Panel members said they were “very impressed” by efficacy data from Shingrix clinical trials, and that it represents an improvement over Zostavax, the only marketed shingles prevention vaccine from Merck & Co.
While the FDA is not required to follow recommendations of its advisory panels, the enthusiasm expressed would seem to indicate that approval is a virtual certainty in coming weeks.
Shingrix is considered one of the more important products in GSK’s pipeline, with annual sales forecast to reach $1 billion by 2023, according to Thomson Reuters data.
Zostavax, approved in 2006, is expected to generate sales of about $730 million this year, with declining sales forecast for ensuing years with the introduction of serious competition.
Shingrix contains a component used to help boost efficacy from Agenus Inc, which is entitled to royalties on future sales.
Older people are most at risk of an outbreak of shingles, a painful, often debilitating blistering rash.
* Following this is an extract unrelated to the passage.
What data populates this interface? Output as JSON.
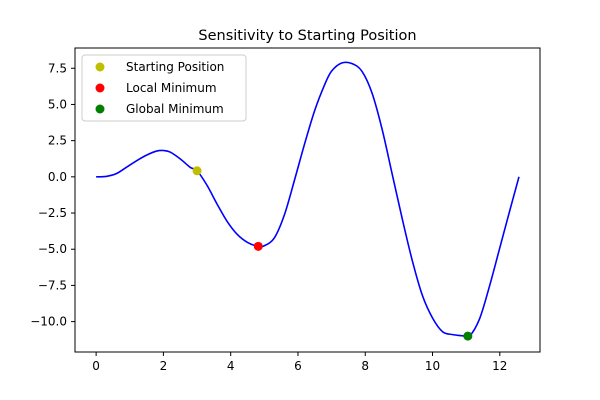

Shingles is the result of reactivation of the varicella-zoster virus, which causes chickenpox and remains latent in those who have had that disease.
In clinical trials, Shingrix has shown greater protection against shingles among older recipients than that demonstrated by Zostavax. Four years after injection, the GSK vaccine remained about 90 percent effective in people over age 70, while the efficacy of Zostavax declines noticeably over time.
“This is a new generation of vaccine, which really has overcome the age-related decline in immunity,” Thomas Breuer, chief medical officer of GSK Vaccines, said in an interview.
Shingrix, given in two doses two months apart, also reduces incidence of nerve pain following a shingles outbreak known as postherpetic neuralgia.
In two pivotal Phase III studies involving more than 29,000 subjects, serious side effects were similar for Shingrix and a placebo. Panelists had questions about a small but greater incidence of certain reported adverse health issues among Shingrix recipients, including gout and stroke.
GSK said it did not believe those were related to Shingrix but has proposed a post-approval safety monitoring plan.
Panelists also expressed concern that the vast majority of trial subjects were white, saying they would like to see more data for other populations.
GSK is expected to announce a U.S. price for Shingrix upon approval. It is also awaiting approval decisions from Europe, Japan, Australia and Canada.